Fonctionnement de la société traditionnelle Tchétchène

Comment se structurait et se gérait la société traditionnelle Tchétchène ?

rédigé par Oezda Qam

Là où des souverains dominent leur population, la société tchétchène est connue pour n’avoir aucun chef. Régit par un système clanique d’Hommes libres et égaux, le fonctionnement et la structure de la société étaient pourtant très précises.

Cette publication ne concerne que la société tchétchène. Bien qu’il y ai de très grande similarité avec la société traditionnelle ingouche, les ouvrages que j’ai consulté pour cette rédaction mentionnaient également quelques différences, et ne décrivaient que le fonctionnement tchétchène.

Cette publication est en lien avec la publication sur les lois coutumières des clans tchétchènes.

Un tayp tchétchène, qu’est-ce que c’est ?

Si l’on demande aux aînés, on pourrait apprendre qu’un tayp est un clan, un groupe lié par le sang dont l’ancêtre commun fondateur a donné son nom au tayp. Ces tayps dont les membres obéissent tous à des règles très strictes, permettraient la gestion, l’administration, l’organisation du peuple par le biais des Conseils des Anciens, des Aînés. Mais est-ce la vérité ?

Loin d’être apparu en même temps que le peuple, pour Lecha Ilyasov, le système de tayp/tukkhum chez les tchétchènes a vu le jour après l’invasion de Tamerlan lorsque les institutions ont été détruites et que la terre des Tchétchènes a sombré avec pour seule loi, celle du plus fort.
Mais pour Sigaouri, l’avènement des tayps ne s’est pas produit à un moment précis de l’histoire, et s’inscrit plutôt dans une continuité, avec la création d’unités de plus en plus indépendantes.
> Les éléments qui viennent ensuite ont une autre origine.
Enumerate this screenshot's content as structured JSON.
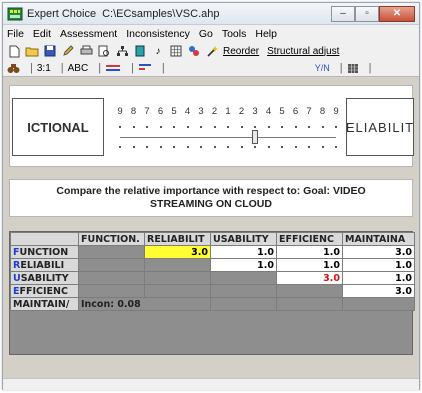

En revanche, il reste d’avis que le système en lui même a vu le jour vers le 15eme siècle, comme le dit Yavus Zayndievitch Akhmadov, soutenu par Nataev.
Lorsque les familles (фамилия → Personnes avec le même nom et non семья → père/mère/enfants) étaient petites, elles n’étaient pas divisées mais comme une seule petite famille (семья). Avec l’augmentation de ses membres, elles se sont segmentées, divisées en sous-groupes.
C’est ce processus d’augmentation et de segmentation d’une même famille qui a posé les bases du système de tayp.

Engels parle par exemple de petits clans qui, lorsqu’ils connaissaient une trop forte croissance, se divisaient en plusieurs petits groupes, plusieurs petits clans, et ainsi de suite à chaque fois que ces sous-unités connaissaient une trop forte croissance démographique.
Finalement, le clan d’origine couvrait toutes les sous-unités et existait en tant que, ce qu’il nomme lui, phratrie.
(À savoir que tout le monde ne s’accorde pas pour définir ces sous-unités. Engels emploi le terme « род» pour les sous-unités, et utilise le terme Фратрия pour le clan d’origine qui englobe toutes ces sous-unités)
Lorsque la démographie s’était accrût au point de causer une pénurie des terres pour contenir tout le monde, et de ressources, alors ils devaient se séparer et s’installer ailleurs.
Ainsi augmentait le nombre de Tayps.

Mais ce processus de segmentation, et le principe de parenté n’étaient pas toujours au coeur de la formation d’un tayp. Loin de là.
D’ailleurs, Lecha Ilyasov, dans son livre чеченский теип — чеченская республика и чеченцы. История и современность, écrit qu’un « tayp est une communauté territoriale autonome composée d’un ou plusieurs villages ayant délégué une partie de leur autorité à une organisation supérieure ».
Le caractère de parenté des tayps, dont il aurait pu être à l’origine inhérent, a été détruit sous l’influence des processus socio-économiques. La pénurie des terres, les conflits entre tayps et intra-tayps ont conduit à la réinstallation des groupes et des familles qui les composaient.
Par exemple, la moitié des membres du tayp Aekkhi s’est installée à Aoukh, et ont commencé à s’appeler 1ovkhoy (ауховцы).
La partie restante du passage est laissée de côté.